- Release poster
- Directed by: Shatara Michelle Ford
- Written by: Shatara Michelle Ford
- Produced by: Pin-Chun Liu; Shatara Michelle Ford; Yu-Hao Su;
- Starring: Brittany S. Hall; Will Brill; Gail Bean; Drew Fuller;
- Cinematography: Ludovica Isidori
- Edited by: Matt Tassone; Katy Miller;
- Music by: Lia Ouyang Rusli
- Production company: 120E Films
- Distributed by: Kino Lorber
- Release dates: August 4, 2019 (BlackStar); February 19, 2021;
- Running time: 82 minutes
- Country: United States
- Language: English

= Test Pattern (film) =

2019 film by Shatara Michelle Ford

Test Pattern is a 2019 American drama film written, directed, and produced by Shatara Michelle Ford (in their feature directorial debut). The film stars Brittany S. Hall, Will Brill, Gail Bean, and Drew Fuller. It follows an interracial couple whose relationship is put to the test after a black woman is sexually assaulted and her white boyfriend drives her from hospital to hospital in search of a rape kit.

Test Pattern had its premiere at the 8th BlackStar Film Festival on August 4, 2019 and was released by Kino Lorber on February 19, 2021. The film received positive reviews from critics. Among other accolades, it was nominated for three Gotham Awards and three Independent Spirit Awards.

==Summary==
Renesha Bell is a beautiful black woman who, while out with her friends, is approached by Evan, a white man who asks for her number. Evan is a tattoo artist while Renesha works in the corporate world. They hit it off and quickly fall in love. Evan inspires Renesha to get more tattoos, quit her job and begin working with a non-profit doing more socially conscious work.
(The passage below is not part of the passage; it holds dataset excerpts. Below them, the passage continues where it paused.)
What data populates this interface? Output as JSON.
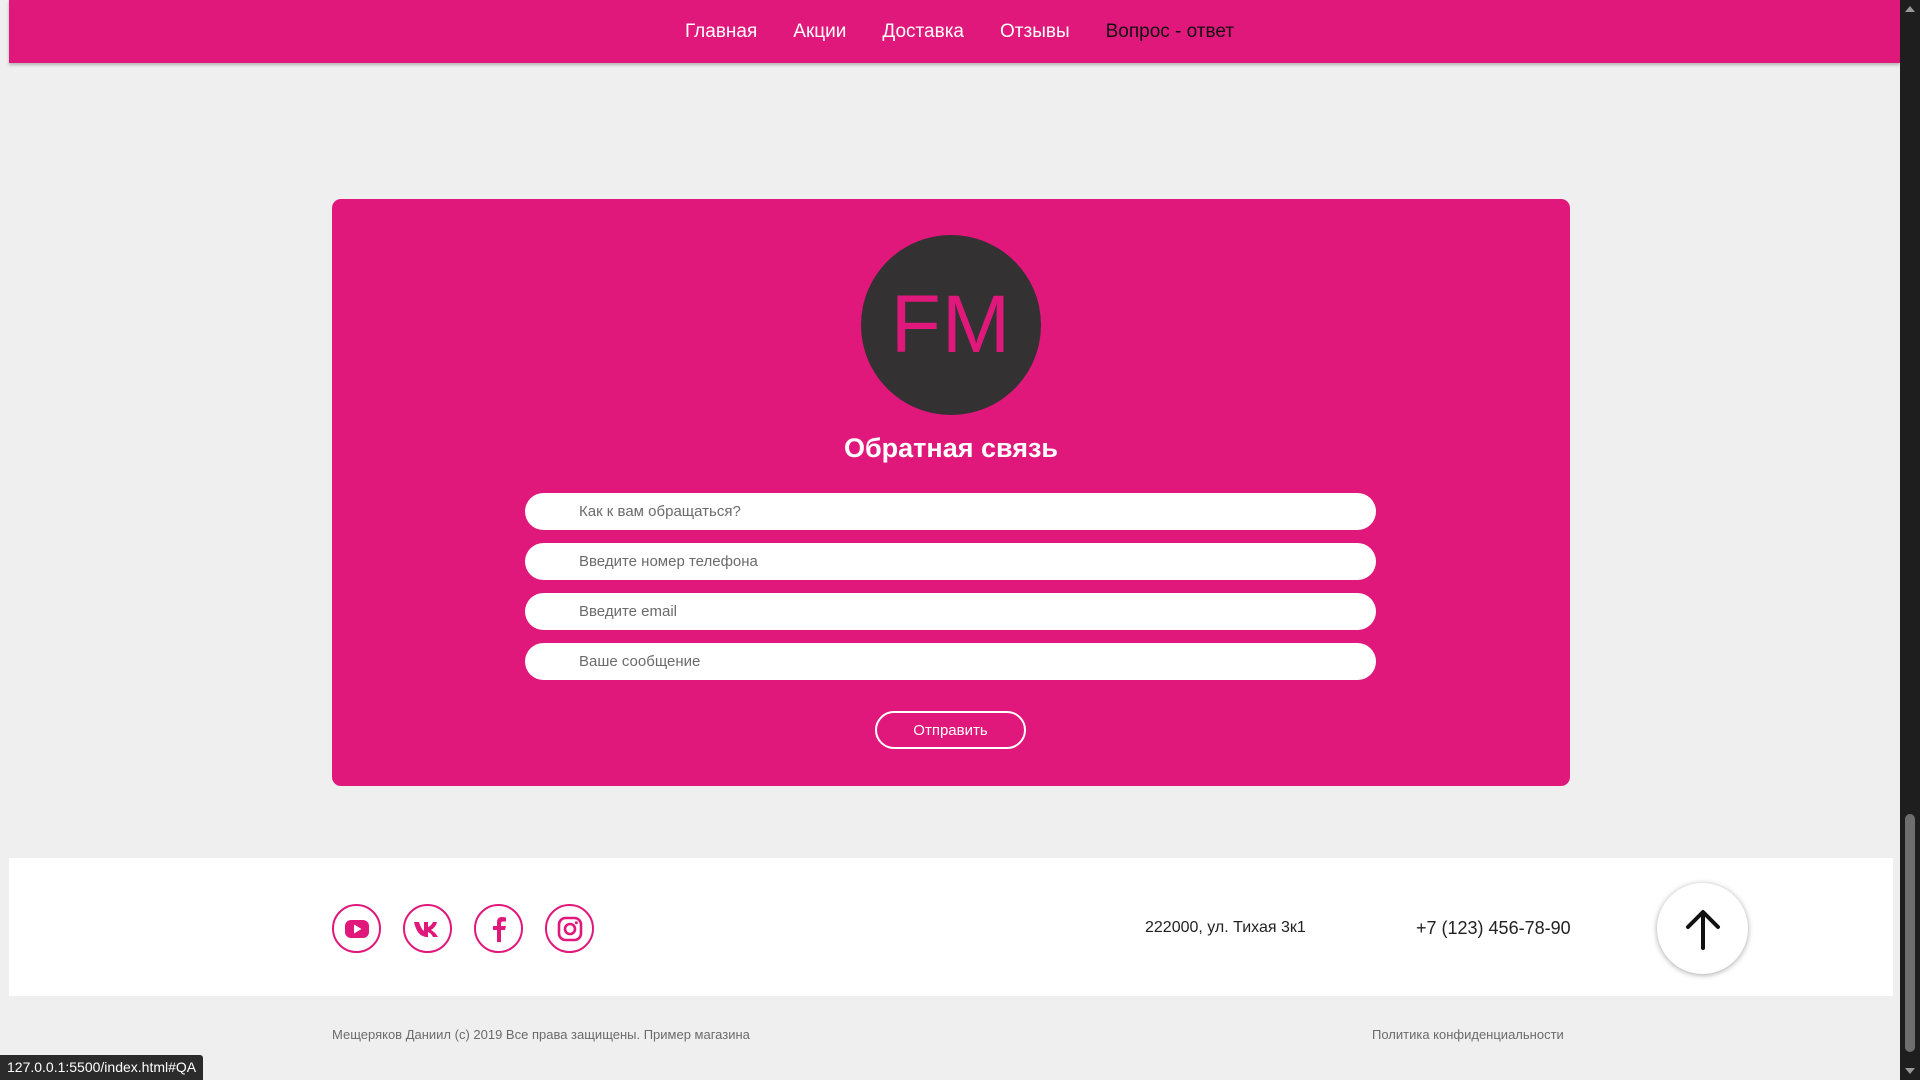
{
  "nav": {
    "items": [
      {
        "label": "Главная"
      },
      {
        "label": "Акции"
      },
      {
        "label": "Доставка"
      },
      {
        "label": "Отзывы"
      },
      {
        "label": "Вопрос - ответ"
      }
    ],
    "active_index": 4
  },
  "feedback": {
    "logo_text": "FM",
    "title": "Обратная связь",
    "name_placeholder": "Как к вам обращаться?",
    "phone_placeholder": "Введите номер телефона",
    "email_placeholder": "Введите email",
    "message_placeholder": "Ваше сообщение",
    "submit_label": "Отправить"
  },
  "footer": {
    "social": [
      "youtube-icon",
      "vk-icon",
      "facebook-icon",
      "instagram-icon"
    ],
    "address": "222000, ул. Тихая 3к1",
    "phone": "+7 (123) 456-78-90",
    "to_top_icon": "arrow-up-icon"
  },
  "bottom": {
    "copyright": "Мещеряков Даниил (c) 2019 Все права защищены. Пример магазина",
    "privacy": "Политика конфиденциальности"
  },
  "status_url": "127.0.0.1:5500/index.html#QA",
  "colors": {
    "brand": "#e1187b",
    "logo_bg": "#333132",
    "page_bg": "#f0efef"
  }
}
On a girls' night out Renesha and her friend Amber are approached by two men celebrating a business deal. After being pressured to drink and take a marijuana edible and then dance with them, Renesha blacks out and reawakens in a hotel room with one of the men.
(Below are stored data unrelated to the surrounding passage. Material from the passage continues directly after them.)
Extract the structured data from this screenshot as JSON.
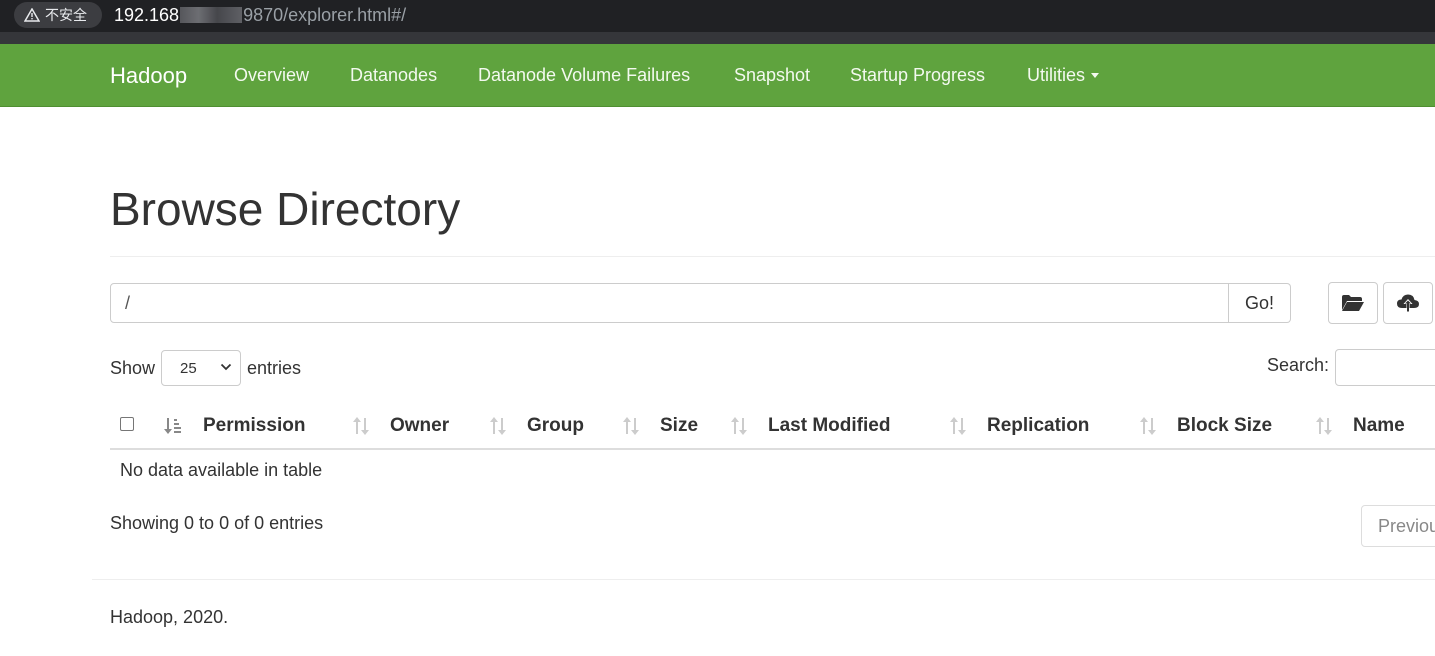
{
  "browser": {
    "security_label": "不安全",
    "url_host": "192.168",
    "url_rest": "9870/explorer.html#/"
  },
  "navbar": {
    "brand": "Hadoop",
    "items": [
      {
        "label": "Overview"
      },
      {
        "label": "Datanodes"
      },
      {
        "label": "Datanode Volume Failures"
      },
      {
        "label": "Snapshot"
      },
      {
        "label": "Startup Progress"
      },
      {
        "label": "Utilities"
      }
    ]
  },
  "page": {
    "title": "Browse Directory",
    "path_value": "/",
    "go_label": "Go!",
    "icons": [
      "folder-open-icon",
      "cloud-upload-icon"
    ]
  },
  "controls": {
    "show_label": "Show",
    "page_size": "25",
    "entries_label": "entries",
    "search_label": "Search:"
  },
  "table": {
    "columns": [
      "Permission",
      "Owner",
      "Group",
      "Size",
      "Last Modified",
      "Replication",
      "Block Size",
      "Name"
    ],
    "empty_message": "No data available in table",
    "info": "Showing 0 to 0 of 0 entries",
    "prev_label": "Previous"
  },
  "footer": {
    "text": "Hadoop, 2020."
  },
  "colors": {
    "navbar": "#5fa33e",
    "browser_bar": "#202124"
  }
}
The following morning Renesha is dropped off at Amber's by the same man from the hotel only to find Evan waiting there. Renesha struggles to comprehend what has happened. Evan suggests they go to a hospital to have a rape kit administered. After waiting for two hours they are told the hospital lacks a qualified nurse to administer the test. Renesha is nevertheless obligated to pay for the visit.
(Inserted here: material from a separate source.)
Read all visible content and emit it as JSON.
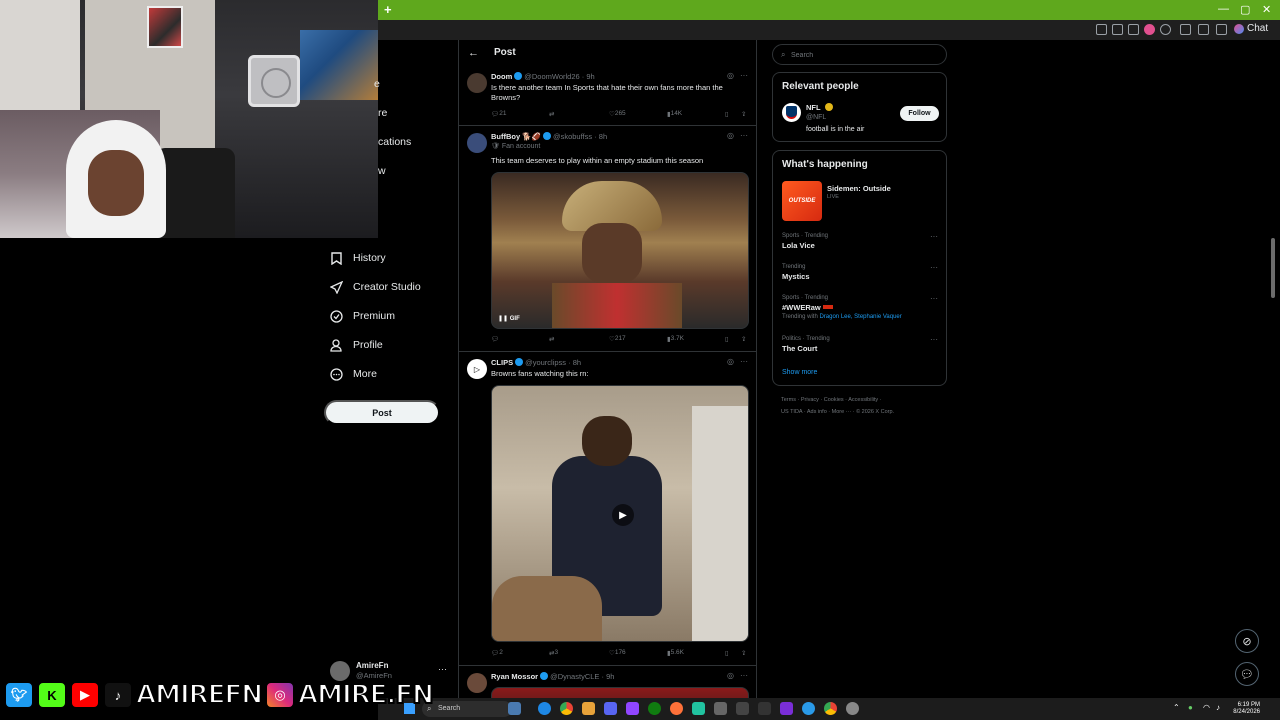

Though Renesha wants to go home, Evan continues to take her from hospital to hospital looking for a qualified nurse. When he calls the police to report the rape against her will, he and Renesha fight.

Eventually they find a hospital willing to administer the rape kit. Afterwards Evan and Renesha go home and Renesha admits she does not know how she feels. She finally breaks down crying while alone in the bathtub and then takes out her braids and cuts her hair.

Two days later, at work Renesha receives a call from the police informing her that her case is being closed for lack of evidence. Upset, she returns home.

==Reception==
The film received positive reviews with Variety naming it a "A Shrewd, Socially Penetrating Relationship Drama". Slant praised the film for its "Genre-Straddling Exploration of Sex, Race, and Power". The Hollywood Reporter called it a "staggeringly impressive debut, blending color, sound and story to create an intricate emotional tapestry". The Los Angeles Times singled out the film's "compelling ambiguity".

It had rating on review aggregator site Rotten Tomatoes indicating overall positive reviews. The site's critical consensus reads, "Test Pattern surveys the aftermath of a woman's assault—and uncovers the many ways in which personal trauma can be compounded by systemic injustice."